Temiz suya erişim bile bir işkence
Ardından yaşanan hak ihlallerine yer verilerek, kelepçeli muane dayatması, temiz suya erişim gibi birçok hak ihlalinin yaşandığı vurgulandı. ATK’lerin hasta tutsakların durumuna dikkate almadığı ifade edilerek, tutsakların sağlık hakkı kapsamında yapılması gerekenlere dair şunlar belirtildi: “Halen hapishanelerde bulunan ağır hasta mahpusların tümü tam teşekkülü herhangi bir hastane raporuna istinaden derhâl salıverilmeli, tedavileri ailelerinin yanında sürdürülmeli ve sağlık sigortası devlet tarafından karşılanmalıdır. Adli Tıp Kurumu sağlık sebebiyle infazın ertelenmesi raporlarında son ve tek merci olmaktan çıkarılmalıdır. Sağlık sebebiyle infazın ertelenmesi kararlarında cumhuriyet savcılarının ve kolluk güçlerinin takdir yetkisi kaldırılmalı, hastanelerin verdiği raporlar esas alınarak cezaların infazları ertelenmelidir. Hasta mahpusların infaz ertelemesi önündeki ‘Toplum güvenliği bakımından tehlike’ kriteri kanundan çıkarılmalıdır.
Hapishanelere bağımsız sağlık kurumlarının girmesine ve inceleme yapmasına izin verilmelidir.

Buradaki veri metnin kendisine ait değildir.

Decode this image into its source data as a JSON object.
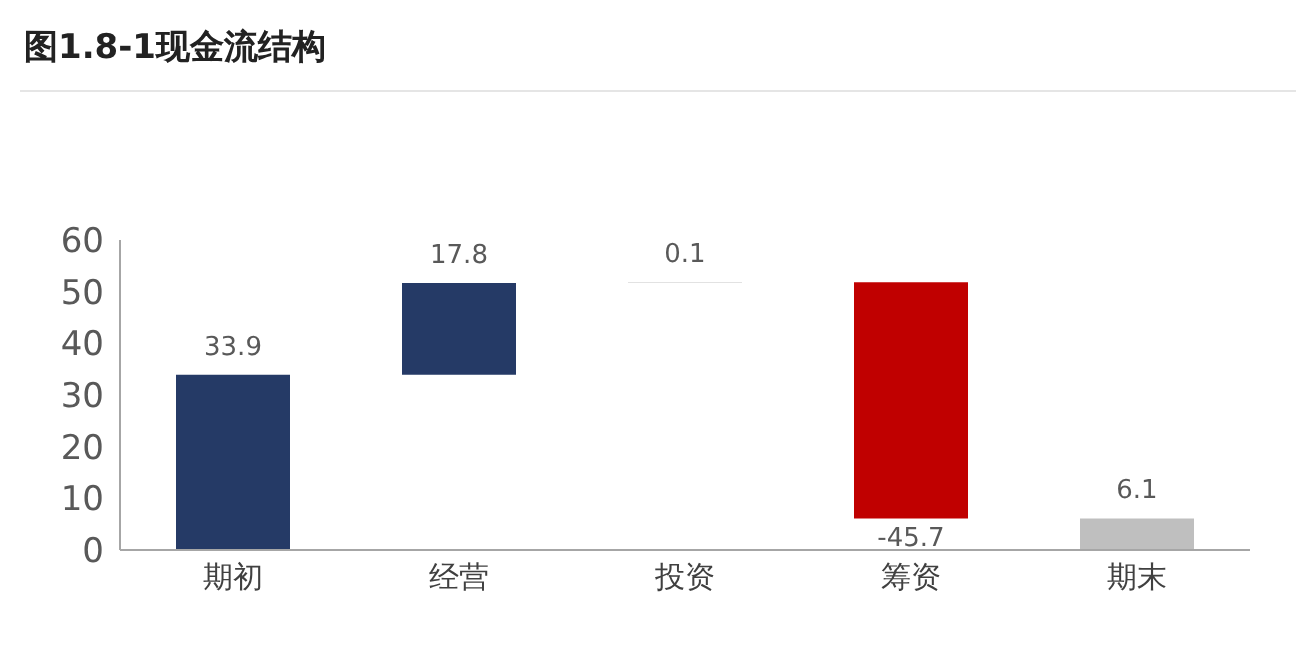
{
  "chart_data": {
    "type": "bar",
    "title": "图1.8-1现金流结构",
    "categories": [
      "期初",
      "经营",
      "投资",
      "筹资",
      "期末"
    ],
    "values": [
      33.9,
      17.8,
      0.1,
      -45.7,
      6.1
    ],
    "base": [
      0,
      33.9,
      51.7,
      51.8,
      0
    ],
    "colors": [
      "#253a66",
      "#253a66",
      "#d9d9d9",
      "#c00000",
      "#bfbfbf"
    ],
    "ylim": [
      0,
      60
    ],
    "yticks": [
      0,
      10,
      20,
      30,
      40,
      50,
      60
    ],
    "grid": false,
    "legend": false,
    "data_labels": true
  }
}
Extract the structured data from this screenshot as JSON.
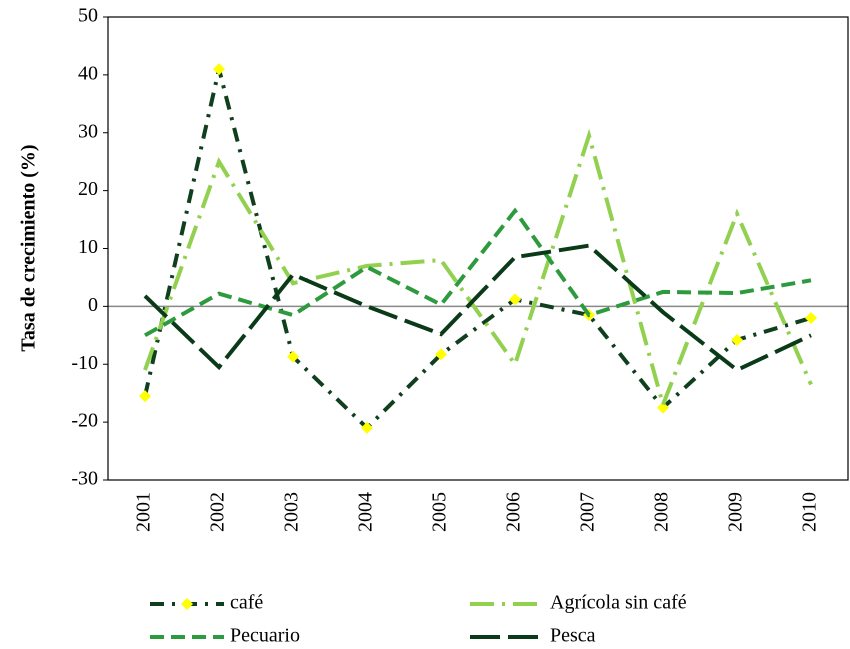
{
  "chart_data": {
    "type": "line",
    "y_label": "Tasa de crecimiento (%)",
    "categories": [
      "2001",
      "2002",
      "2003",
      "2004",
      "2005",
      "2006",
      "2007",
      "2008",
      "2009",
      "2010"
    ],
    "series": [
      {
        "name": "café",
        "color": "#0f3f1c",
        "dash": "dash-dot",
        "marker": "diamond",
        "marker_color": "#ffff00",
        "values": [
          -15.5,
          41,
          -8.7,
          -21,
          -8.3,
          1.2,
          -1.5,
          -17.5,
          -5.8,
          -2
        ]
      },
      {
        "name": "Agrícola sin café",
        "color": "#92d050",
        "dash": "long-dash-dot",
        "values": [
          -11,
          25,
          4,
          7,
          8,
          -10,
          29.5,
          -17,
          16,
          -13.5
        ]
      },
      {
        "name": "Pecuario",
        "color": "#2e9a3e",
        "dash": "dash",
        "values": [
          -5,
          2.2,
          -1.5,
          6.8,
          0.3,
          16.5,
          -1.5,
          2.5,
          2.3,
          4.5
        ]
      },
      {
        "name": "Pesca",
        "color": "#0b3a18",
        "dash": "long-dash",
        "values": [
          1.8,
          -10.5,
          5.5,
          0,
          -4.8,
          8.5,
          10.5,
          -1,
          -11,
          -5
        ]
      }
    ],
    "ylim": [
      -30,
      50
    ],
    "yticks": [
      -30,
      -20,
      -10,
      0,
      10,
      20,
      30,
      40,
      50
    ],
    "grid": false,
    "legend": "bottom"
  }
}
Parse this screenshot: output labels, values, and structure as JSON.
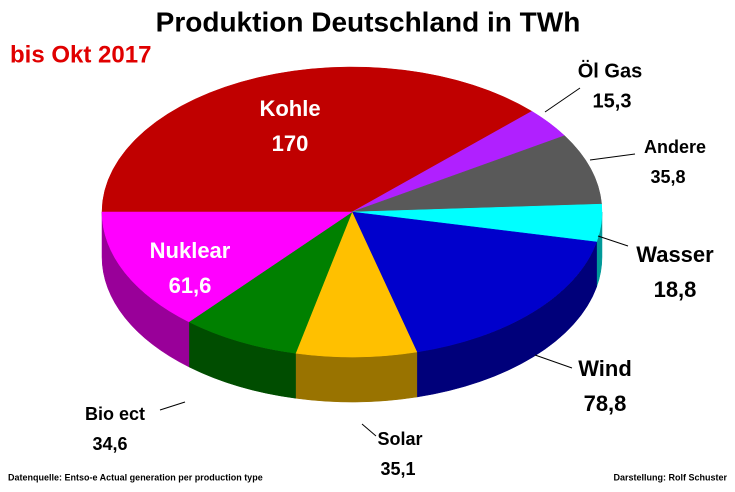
{
  "chart_data": {
    "type": "pie",
    "title": "Produktion Deutschland  in TWh",
    "subtitle": "bis Okt 2017",
    "categories": [
      "Kohle",
      "Öl Gas",
      "Andere",
      "Wasser",
      "Wind",
      "Solar",
      "Bio ect",
      "Nuklear"
    ],
    "values": [
      170,
      15.3,
      35.8,
      18.8,
      78.8,
      35.1,
      34.6,
      61.6
    ],
    "value_labels": [
      "170",
      "15,3",
      "35,8",
      "18,8",
      "78,8",
      "35,1",
      "34,6",
      "61,6"
    ],
    "colors": [
      "#c00000",
      "#b020ff",
      "#595959",
      "#00ffff",
      "#0000cc",
      "#ffc000",
      "#008000",
      "#ff00ff"
    ],
    "source": "Datenquelle: Entso-e  Actual generation per production type",
    "author": "Darstellung: Rolf Schuster"
  }
}
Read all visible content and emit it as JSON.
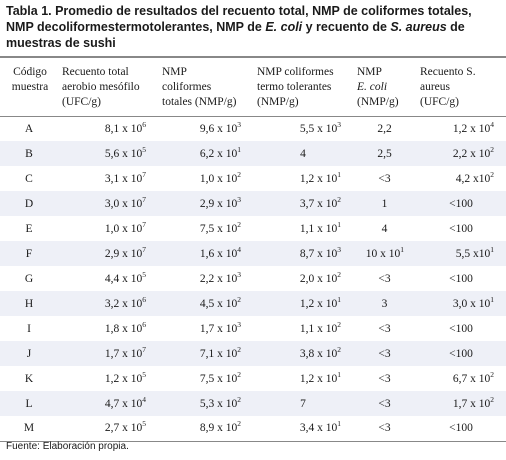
{
  "caption": {
    "part1": "Tabla 1. Promedio de resultados del recuento total, NMP de coliformes totales, NMP decoliformestermotolerantes, NMP de ",
    "ecoli": "E. coli",
    "part2": " y recuento de ",
    "saureus": "S. aureus",
    "part3": " de muestras de sushi"
  },
  "table": {
    "headers": [
      {
        "lines": "Código\nmuestra"
      },
      {
        "lines": "Recuento total\naerobio mesófilo\n(UFC/g)"
      },
      {
        "lines": "NMP\ncoliformes\ntotales (NMP/g)"
      },
      {
        "lines": "NMP coliformes\ntermo tolerantes\n(NMP/g)"
      },
      {
        "line1": "NMP",
        "line2": "E. coli",
        "line3": "(NMP/g)"
      },
      {
        "lines": "Recuento S.\naureus\n(UFC/g)"
      }
    ],
    "rows": [
      {
        "code": "A",
        "rt": {
          "b": "8,1 x 10",
          "e": "6"
        },
        "ct": {
          "b": "9,6 x 10",
          "e": "3"
        },
        "tt": {
          "b": "5,5 x 10",
          "e": "3"
        },
        "ec": {
          "b": "2,2",
          "e": ""
        },
        "sa": {
          "b": "1,2 x 10",
          "e": "4"
        }
      },
      {
        "code": "B",
        "rt": {
          "b": "5,6 x 10",
          "e": "5"
        },
        "ct": {
          "b": "6,2 x 10",
          "e": "1"
        },
        "tt": {
          "b": "4",
          "e": ""
        },
        "ec": {
          "b": "2,5",
          "e": ""
        },
        "sa": {
          "b": "2,2 x 10",
          "e": "2"
        }
      },
      {
        "code": "C",
        "rt": {
          "b": "3,1 x 10",
          "e": "7"
        },
        "ct": {
          "b": "1,0 x 10",
          "e": "2"
        },
        "tt": {
          "b": "1,2 x 10",
          "e": "1"
        },
        "ec": {
          "b": "<3",
          "e": ""
        },
        "sa": {
          "b": "4,2 x10",
          "e": "2"
        }
      },
      {
        "code": "D",
        "rt": {
          "b": "3,0 x 10",
          "e": "7"
        },
        "ct": {
          "b": "2,9 x 10",
          "e": "3"
        },
        "tt": {
          "b": "3,7 x 10",
          "e": "2"
        },
        "ec": {
          "b": "1",
          "e": ""
        },
        "sa": {
          "b": "<100",
          "e": ""
        }
      },
      {
        "code": "E",
        "rt": {
          "b": "1,0 x 10",
          "e": "7"
        },
        "ct": {
          "b": "7,5 x 10",
          "e": "2"
        },
        "tt": {
          "b": "1,1 x 10",
          "e": "1"
        },
        "ec": {
          "b": "4",
          "e": ""
        },
        "sa": {
          "b": "<100",
          "e": ""
        }
      },
      {
        "code": "F",
        "rt": {
          "b": "2,9 x 10",
          "e": "7"
        },
        "ct": {
          "b": "1,6 x 10",
          "e": "4"
        },
        "tt": {
          "b": "8,7 x 10",
          "e": "3"
        },
        "ec": {
          "b": "10 x 10",
          "e": "1"
        },
        "sa": {
          "b": "5,5 x10",
          "e": "1"
        }
      },
      {
        "code": "G",
        "rt": {
          "b": "4,4 x 10",
          "e": "5"
        },
        "ct": {
          "b": "2,2 x 10",
          "e": "3"
        },
        "tt": {
          "b": "2,0 x 10",
          "e": "2"
        },
        "ec": {
          "b": "<3",
          "e": ""
        },
        "sa": {
          "b": "<100",
          "e": ""
        }
      },
      {
        "code": "H",
        "rt": {
          "b": "3,2 x 10",
          "e": "6"
        },
        "ct": {
          "b": "4,5 x 10",
          "e": "2"
        },
        "tt": {
          "b": "1,2 x 10",
          "e": "1"
        },
        "ec": {
          "b": "3",
          "e": ""
        },
        "sa": {
          "b": "3,0 x 10",
          "e": "1"
        }
      },
      {
        "code": "I",
        "rt": {
          "b": "1,8 x 10",
          "e": "6"
        },
        "ct": {
          "b": "1,7 x 10",
          "e": "3"
        },
        "tt": {
          "b": "1,1 x 10",
          "e": "2"
        },
        "ec": {
          "b": "<3",
          "e": ""
        },
        "sa": {
          "b": "<100",
          "e": ""
        }
      },
      {
        "code": "J",
        "rt": {
          "b": "1,7 x 10",
          "e": "7"
        },
        "ct": {
          "b": "7,1 x 10",
          "e": "2"
        },
        "tt": {
          "b": "3,8 x 10",
          "e": "2"
        },
        "ec": {
          "b": "<3",
          "e": ""
        },
        "sa": {
          "b": "<100",
          "e": ""
        }
      },
      {
        "code": "K",
        "rt": {
          "b": "1,2 x 10",
          "e": "5"
        },
        "ct": {
          "b": "7,5 x 10",
          "e": "2"
        },
        "tt": {
          "b": "1,2 x 10",
          "e": "1"
        },
        "ec": {
          "b": "<3",
          "e": ""
        },
        "sa": {
          "b": "6,7 x 10",
          "e": "2"
        }
      },
      {
        "code": "L",
        "rt": {
          "b": "4,7 x 10",
          "e": "4"
        },
        "ct": {
          "b": "5,3 x 10",
          "e": "2"
        },
        "tt": {
          "b": "7",
          "e": ""
        },
        "ec": {
          "b": "<3",
          "e": ""
        },
        "sa": {
          "b": "1,7 x 10",
          "e": "2"
        }
      },
      {
        "code": "M",
        "rt": {
          "b": "2,7 x 10",
          "e": "5"
        },
        "ct": {
          "b": "8,9 x 10",
          "e": "2"
        },
        "tt": {
          "b": "3,4 x 10",
          "e": "1"
        },
        "ec": {
          "b": "<3",
          "e": ""
        },
        "sa": {
          "b": "<100",
          "e": ""
        }
      }
    ]
  },
  "source": "Fuente: Elaboración propia."
}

Hapishanelerin denetiminde başta meslek kuruluşları ve insan hakları örgütleri olmak üzere ilgili kuruluşların yer alacakları şekilde yasal düzenlemeler yapılmalıdır.
Türkiye hapishanelerinde bulunan hasta mahpusların acil ve kalıcı tedavileri yapılmalı, hapishane koşullarında tedavisi yapılamayan/yapılmayan hasta mahpusların da acilen infazları durdurulmalıdır.”